Enzymatic Ring-Opening Polymerization of ε-Caprolactone in Novel Green Solvents: from Batch Systems to Continuous Flow Mesoreactors

Abstract

The transition toward sustainable alternatives in polymeric material production is a critical step in reducing the environmental impact of the traditional plastic industry. In this work, a novel synthetic pathway for the synthesis of poly(caprolactone) (PCL) was developed combining three present day sustainable technologies: enzymatic catalysis, biomass-derived solvents, and flow processing. The ring-opening polymerization (ROP) of ε-caprolactone was catalyzed by Candida antarctica lipase B (CaLB). The reaction conditions were first optimized in batch mode by tuning the amount of used monomer, initiator (0%–10%) and evaluating different reaction solvents (anisole, eucalyptol, 2,2,5,5-tetramethyltetrahydrofuran, phenetole and 2-methyltetrahydrofuran).

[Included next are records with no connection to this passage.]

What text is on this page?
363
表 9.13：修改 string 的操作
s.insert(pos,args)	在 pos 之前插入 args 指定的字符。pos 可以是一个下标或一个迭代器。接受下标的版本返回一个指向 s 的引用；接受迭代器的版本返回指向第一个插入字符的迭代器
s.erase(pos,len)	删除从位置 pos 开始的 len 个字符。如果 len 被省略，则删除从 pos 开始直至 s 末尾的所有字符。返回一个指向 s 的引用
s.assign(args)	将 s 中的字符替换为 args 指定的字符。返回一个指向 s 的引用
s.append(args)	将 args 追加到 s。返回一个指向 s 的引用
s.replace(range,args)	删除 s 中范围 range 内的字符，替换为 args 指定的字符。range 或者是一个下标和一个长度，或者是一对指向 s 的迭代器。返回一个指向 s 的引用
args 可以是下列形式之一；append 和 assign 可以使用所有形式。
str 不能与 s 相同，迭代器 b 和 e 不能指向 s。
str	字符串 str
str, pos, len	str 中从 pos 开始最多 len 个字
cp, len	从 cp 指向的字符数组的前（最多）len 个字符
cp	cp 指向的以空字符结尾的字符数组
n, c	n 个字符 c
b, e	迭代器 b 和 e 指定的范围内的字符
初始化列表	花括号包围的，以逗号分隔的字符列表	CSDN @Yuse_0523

The best batch conditions (no initiator and phenetole as solvent) yielding PCL with M_n up to ∼8000 g mol⁻¹ were successfully translated to flow systems where the reaction time was dramatically reduced from 24 h to 5 min while maintaining comparable M_n value (7800 g mol⁻¹). These findings demonstrate the potential of integrating biocatalysis, renewable solvents, and flow technology for the development of scalable, eco-friendly processes paving the way for future innovations in sustainable polymer synthesis.